The Justification of Responsibility in the UN Security Council: Practices of Normative Ordering in International Relations
English
By (author): Holger Niemann
The UN Security Council has been given the primary responsibility for maintaining international peace and security. The precise meaning of this responsibility, however, is contested. This lack of clarity is frequently criticised as a source of incoherent and selective decision-making, undermining the legitimacy of the Security Council. In case studies of the Security Councils controversies on Iraq and Syria, this book instead reveals contestation and competing interpretations of responsibility as crucial conditions for the constitution and negotiation of normative order. The case studies also underline the importance of public Security Council meetings as dynamic sites for coping with a plurality of normative orders and how their symbolic and material manifestations shape processes of collective legitimation. This book concludes that these processes demonstrate the crucial role of justification and critique as practices of normative ordering in the Security Council.

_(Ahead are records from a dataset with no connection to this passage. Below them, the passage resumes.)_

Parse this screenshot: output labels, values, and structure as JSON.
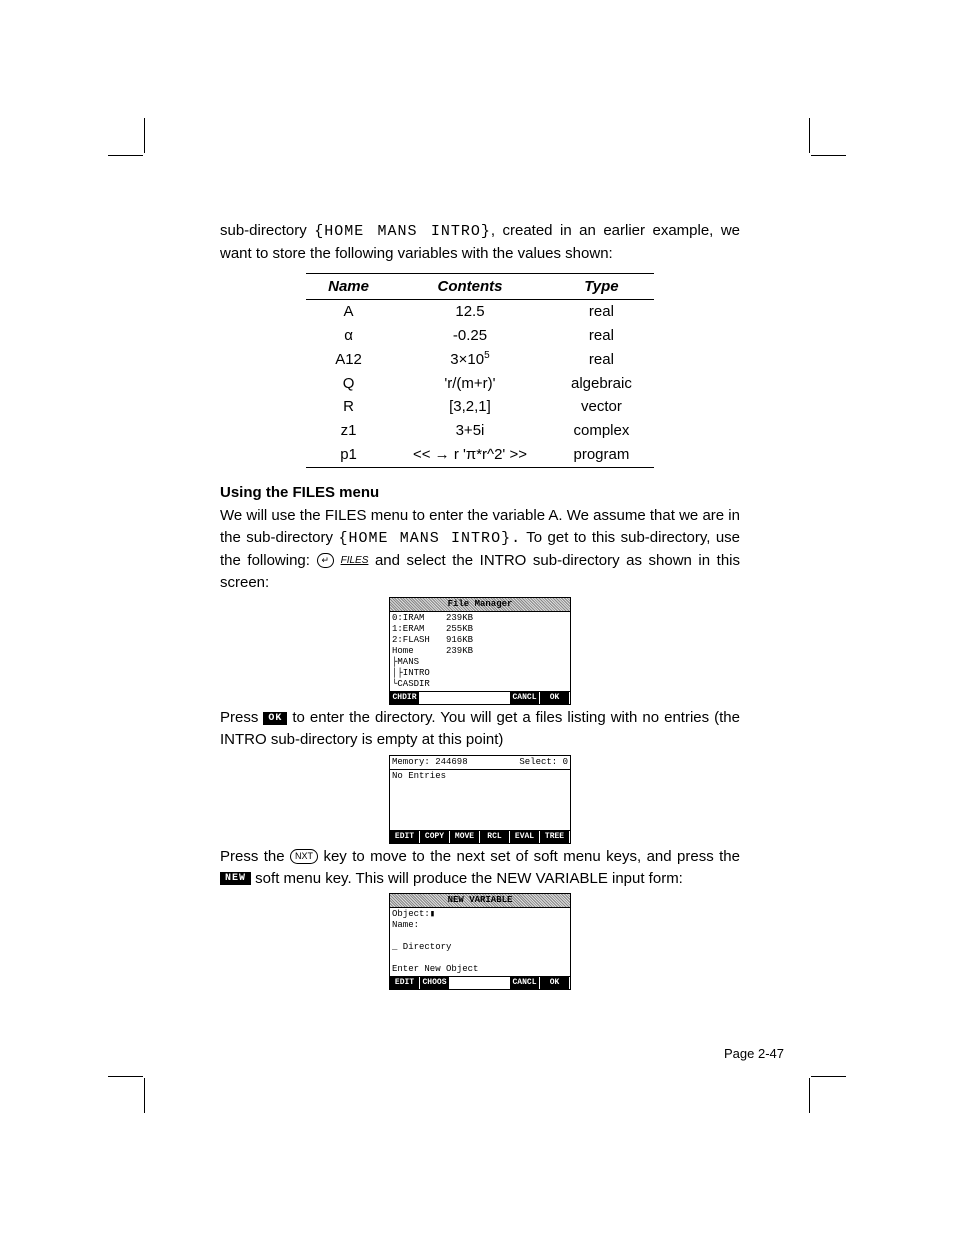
{
  "intro": {
    "line1a": "sub-directory",
    "path1": "{HOME MANS INTRO}",
    "line1b": ", created in an earlier example, we want to store the following variables with the values shown:"
  },
  "table": {
    "headers": {
      "name": "Name",
      "contents": "Contents",
      "type": "Type"
    },
    "rows": [
      {
        "name": "A",
        "contents": "12.5",
        "type": "real"
      },
      {
        "name": "α",
        "contents": "-0.25",
        "type": "real"
      },
      {
        "name": "A12",
        "contents": "3×10",
        "exp": "5",
        "type": "real"
      },
      {
        "name": "Q",
        "contents": "'r/(m+r)'",
        "type": "algebraic"
      },
      {
        "name": "R",
        "contents": "[3,2,1]",
        "type": "vector"
      },
      {
        "name": "z1",
        "contents": "3+5i",
        "type": "complex"
      },
      {
        "name": "p1",
        "contents": "<< → r 'π*r^2' >>",
        "type": "program"
      }
    ]
  },
  "section": {
    "title": "Using the FILES menu"
  },
  "p2": {
    "a": "We will use the FILES menu to enter the variable A.  We assume that we are in the sub-directory ",
    "path": "{HOME MANS INTRO}.",
    "b": "  To get to this sub-directory, use the following:  ",
    "keylabel": "FILES",
    "c": "  and select the INTRO sub-directory as shown in this screen:"
  },
  "screen1": {
    "title": "File Manager",
    "body": "0:IRAM    239KB\n1:ERAM    255KB\n2:FLASH   916KB\nHome      239KB\n├MANS\n│├INTRO\n└CASDIR",
    "menu": [
      "CHDIR",
      "",
      "",
      "",
      "CANCL",
      "OK"
    ]
  },
  "p3": {
    "a": "Press ",
    "key": "OK",
    "b": " to enter the directory.   You will get a files listing with no entries (the INTRO sub-directory is empty at this point)"
  },
  "screen2": {
    "memlabel": "Memory: 244698",
    "sellabel": "Select:      0",
    "body": "No Entries",
    "menu": [
      "EDIT",
      "COPY",
      "MOVE",
      "RCL",
      "EVAL",
      "TREE"
    ]
  },
  "p4": {
    "a": "Press the ",
    "key": "NXT",
    "b": " key to move to the next set of soft menu keys, and press the ",
    "soft": "NEW",
    "c": " soft menu key.  This will produce the NEW VARIABLE input form:"
  },
  "screen3": {
    "title": "NEW VARIABLE",
    "body": "Object:▮\nName:\n\n_ Directory\n\nEnter New Object",
    "menu": [
      "EDIT",
      "CHOOS",
      "",
      "",
      "CANCL",
      "OK"
    ]
  },
  "pagenum": "Page 2-47"
}
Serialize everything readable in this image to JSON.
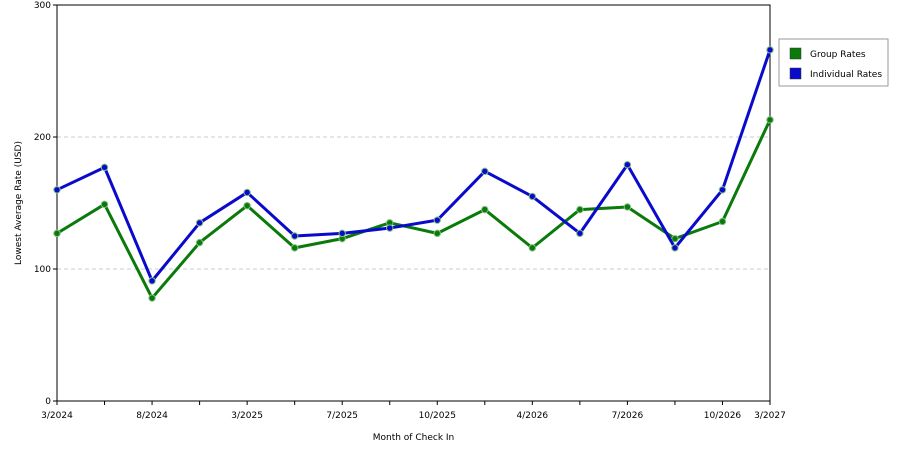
{
  "chart_data": {
    "type": "line",
    "xlabel": "Month of Check In",
    "ylabel": "Lowest Average Rate (USD)",
    "ylim": [
      0,
      300
    ],
    "yticks": [
      0,
      100,
      200,
      300
    ],
    "grid": "horizontal dashed",
    "legend_position": "top-right",
    "x_tick_labels": [
      "3/2024",
      "8/2024",
      "3/2025",
      "7/2025",
      "10/2025",
      "4/2026",
      "7/2026",
      "10/2026",
      "3/2027"
    ],
    "x_tick_indices": [
      0,
      2,
      4,
      6,
      8,
      10,
      12,
      14,
      15
    ],
    "num_points": 16,
    "series": [
      {
        "name": "Group Rates",
        "color": "#0a7a0a",
        "values": [
          127,
          149,
          78,
          120,
          148,
          116,
          123,
          135,
          127,
          145,
          116,
          145,
          147,
          123,
          136,
          213
        ]
      },
      {
        "name": "Individual Rates",
        "color": "#0a0acc",
        "values": [
          160,
          177,
          91,
          135,
          158,
          125,
          127,
          131,
          137,
          174,
          155,
          127,
          179,
          116,
          160,
          266
        ]
      }
    ]
  }
}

The Justification of Responsibility in the UN Security Council argues that normative orders in international organisations are constructed by multifaceted processes of questioning, reaffirming and coordinating claims of normativity and legitimacy. Connecting research on norms and legitimacy in international relations with pragmatist sociology, the book provides an account of the complexities and inconsistencies of decision-making processes and their normative foundations in international organisations. This book will be of interest to scholars and students of international organisations, international relations theory and global governance.